Hi all, new member here. Well, I thought I was done with all of this AVM (insert expletive of your choice.)
I was diagnosed with a large L parietal AVM in 1997 after a generalized seizure. Had embolization (coils) and SRS within the month and came out in perfect health. Three years later an angiogram showed complete obliteration. Still in perfect health.
In 2003, while I was in nursing school, I began to have some cognitive issues. Short term memory, disorganization, and what I can only describe as a serious case of ADD. So, the MSN was out of the picture.
Cognitive abilities have stabilized at about 80% of previous abilities, and I make do ok. Over the last three years my right leg has been becoming weaker and my balance has become quite poor. I now have to use a staff while walking much of the time. (Much more stylish than a cane.)
I saw my neuro twice. The first time he thought it was a pinched cervical nerve. Went back a couple of weeks ago and the doc ordered an MRI and an MRA. Results were inconclusive, so a standard angiogram has been ordered. Waiting for a slot as I write.
I'm trying to convince myself that this isn't that big of a deal, but I'd be lying. The only reason I can think of to need an angiogram after an MRA is to make a definitive diagnosis of a recurring AVM. I know this is rare, but it happens. MRI shows no necrosis or mass effect.
Have any of you been in a situation like this? What were the outcome?
I know I'm putting the cart before the horse, but, as Tom Petty so appropriately sang, waiting is the hardest part.
Flaco ive lost count how many times ive felt like my AVM may have returned and my symptoms have been terrible to say the least. As a matter of fact i only went through this recently and after an MRI etc and tests i have come up clear SO PLEASE...be positive and know they are doing this as a precaution and so you can also have piece of mind...out of curiosity how old were you when diagnosed and removed?, its been 4 years since mine was removed via surgery...God bless!
What Adrian wrote to you is helpful...I am sure. Waiting is the hardest part all right, but sometimes it turns out
that what we are waiting for is not as bad as what we most fear.
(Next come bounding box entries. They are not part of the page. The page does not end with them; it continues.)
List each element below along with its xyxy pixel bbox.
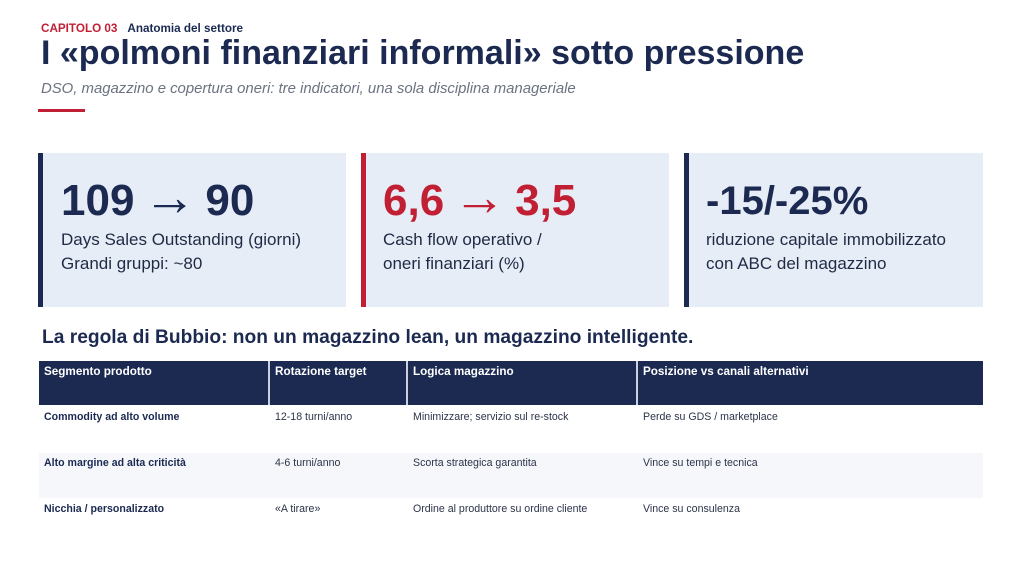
row 2 rotation: 4-6 turni/anno [275, 457, 340, 469]
header: rotation: Rotazione target [275, 365, 367, 378]
panel: DSO description: Days Sales Outstanding (giorni) [61, 230, 301, 249]
row 1 segment: Commodity ad alto volume [44, 411, 179, 423]
panel: ABC description: con ABC del magazzino [706, 254, 886, 273]
row 1 logic: Minimizzare; servizio sul re-stock [413, 411, 568, 423]
row 2 segment: Alto margine ad alta criticità [44, 457, 186, 469]
panel: cash flow description: oneri finanziari (%) [383, 254, 525, 273]
panel: ABC description [706, 230, 946, 273]
panel: DSO value: 109 → 90 [61, 169, 254, 227]
header: segment: Segmento prodotto [44, 365, 152, 378]
panel: DSO [38, 153, 346, 307]
panel: cash flow description: Cash flow operativo / [383, 230, 542, 249]
row 2 position: Vince su tempi e tecnica [643, 457, 758, 469]
panel: cash flow [361, 153, 669, 307]
title: I «polmoni finanziari informali» sotto pressione [41, 34, 804, 72]
subtitle: DSO, magazzino e copertura oneri: tre indicatori, una sola disciplina manageriale [41, 81, 576, 97]
row 1 position: Perde su GDS / marketplace [643, 411, 778, 423]
header: logic: Logica magazzino [413, 365, 514, 378]
chapter label: CAPITOLO 03 Anatomia del settore [41, 22, 243, 35]
row 2 logic: Scorta strategica garantita [413, 457, 537, 469]
alternating row [39, 453, 983, 498]
table header [39, 361, 983, 405]
row 3 rotation: «A tirare» [275, 503, 320, 515]
panel: DSO description: Grandi gruppi: ~80 [61, 254, 202, 273]
panel: ABC description: riduzione capitale immobilizzato [706, 230, 946, 249]
column divider 2 [406, 361, 408, 405]
panel: ABC value: -15/-25% [706, 179, 868, 223]
table [39, 361, 983, 498]
panel: cash flow description [383, 230, 542, 273]
row 1 rotation: 12-18 turni/anno [275, 411, 352, 423]
column divider 3 [636, 361, 638, 405]
row 3 position: Vince su consulenza [643, 503, 740, 515]
panel: DSO description [61, 230, 301, 273]
column divider 1 [268, 361, 270, 405]
panel: cash flow value: 6,6 → 3,5 [383, 169, 576, 227]
accent rule [38, 109, 85, 112]
row 3 segment: Nicchia / personalizzato [44, 503, 164, 515]
panel: ABC [684, 153, 983, 307]
section heading: La regola di Bubbio: non un magazzino lean, un magazzino intelligente. [42, 327, 693, 348]
header: position: Posizione vs canali alternativi [643, 365, 809, 378]
row 3 logic: Ordine al produttore su ordine cliente [413, 503, 587, 515]
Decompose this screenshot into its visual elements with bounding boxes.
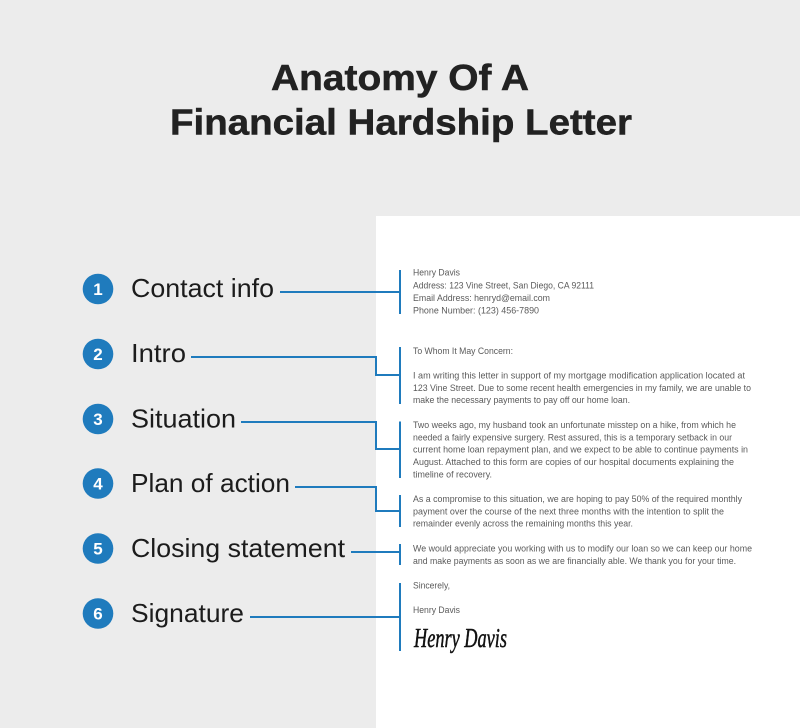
text block: intro: To Whom It May Concern: [413, 346, 513, 357]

Thank you, Adrian. I was diagnosed and treated at the age of 28. I'm now 47. I'm not new to this, and I'm neither positive nor negative about it. It is what it is, and I do what I need to do to stay alive and well for a while longer. I don't give up, which may be seen as positivity.
I would expect you to have some symptoms four years after a resection. I went through the whole MRI/angiogram/MRI/angiogram thing in the late '90s, and all went as planned. 18 years later, new symptoms are not good. Something's going on in there.
Thanks John. The funny thing is that I'm not afraid, I just want to know what's going on up there. Once I get a diagnosis I can make a plan and see it through. I've done it before, and I can do it again.
My AVF was discovered by my neurologist as a “spot” on my brain that he saw thru MRIs with and without contrast. After monitoring it for about 1-1 1/2 years he referred me to Emory for a second opinion. The neurosurgeon said he couldn’t really tell anything by the MRIs, and ordered an angiogram which I had done 2 days later. That’s when they discovered I had the highest risk AVF and we scheduled a fix with Onyx/glue-like substance to seal it off.
If a followup Angie is suggested, I would totally do it. That’s when thy found out my AVF was coming back and I had to have a craniotomy to remove it.